Watering. Once the heat starts blasting—and you want it to because it’s 20 degrees out—they’re going to need more frequent watering and the ones in the smaller pots will go south fast. Sure, you could focus on succulents, but I can only tolerate a 10% succulent ratio. Humidifiers need to be going wherever the plants are—in addition to the furnace built-in—and they require frequent and tedious refills. Also, there are two people watering the plants and they seem incapable of coordinating their efforts. It’s amazing we haven’t killed more than we have.
Pests. I have triumphed over fungus gnats with the help of BT, a mosquito control that can be watered in.

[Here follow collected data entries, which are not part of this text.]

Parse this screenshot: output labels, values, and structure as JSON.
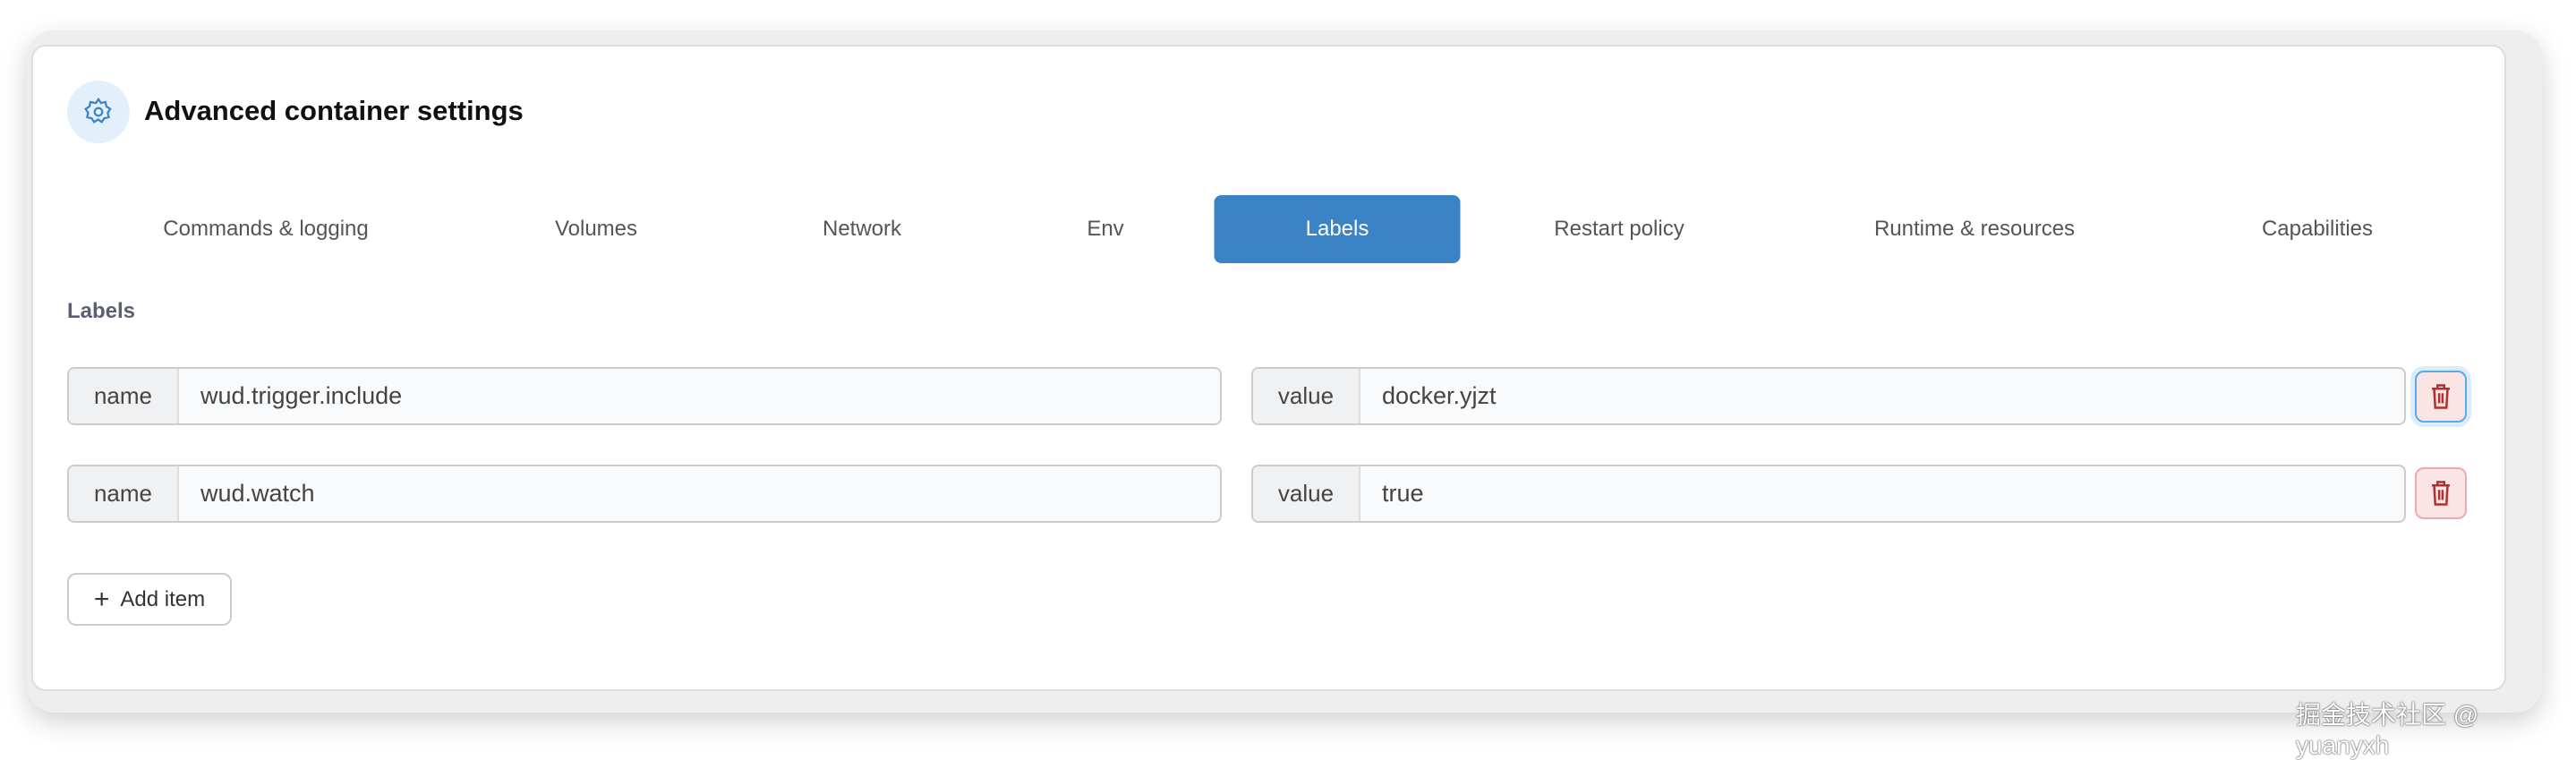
{
  "header": {
    "title": "Advanced container settings"
  },
  "tabs": [
    {
      "label": "Commands & logging"
    },
    {
      "label": "Volumes"
    },
    {
      "label": "Network"
    },
    {
      "label": "Env"
    },
    {
      "label": "Labels",
      "active": true
    },
    {
      "label": "Restart policy"
    },
    {
      "label": "Runtime & resources"
    },
    {
      "label": "Capabilities"
    }
  ],
  "section": {
    "heading": "Labels"
  },
  "rows": [
    {
      "name_label": "name",
      "name": "wud.trigger.include",
      "value_label": "value",
      "value": "docker.yjzt"
    },
    {
      "name_label": "name",
      "name": "wud.watch",
      "value_label": "value",
      "value": "true"
    }
  ],
  "add_label": "Add item",
  "watermark": "掘金技术社区 @ yuanyxh",
  "colors": {
    "accent": "#3a84c5",
    "danger_bg": "#fbe4e4",
    "danger": "#b03030"
  }
}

No need for unsightly yellow sticky traps. But scale will always be with us, and, in the case of a big infestation, I’m more likely to toss a less-treasured specimen. To defeat a persistent infestation requires a big effort, including quarantine and repeated treatments. It’s rarely worth it, because there is a least a 50% chance they’ll be back. Also, it’s just kind of horror-show scary to see a big plant in your living space covered with creatures. I’ve thrown a full-size oleander (overwintering it) out the back door into the snow for that reason. It had mealies all over it. Yech.
As for the rest—weird blotches, unexplained wilts, leaves splitting in half, edges browning—a few quick snips usually suffice. If you eventually snip the entire plant away—well, maybe it just wasn’t meant to be.
All that said, I will likely be buying a few more before winter’s over.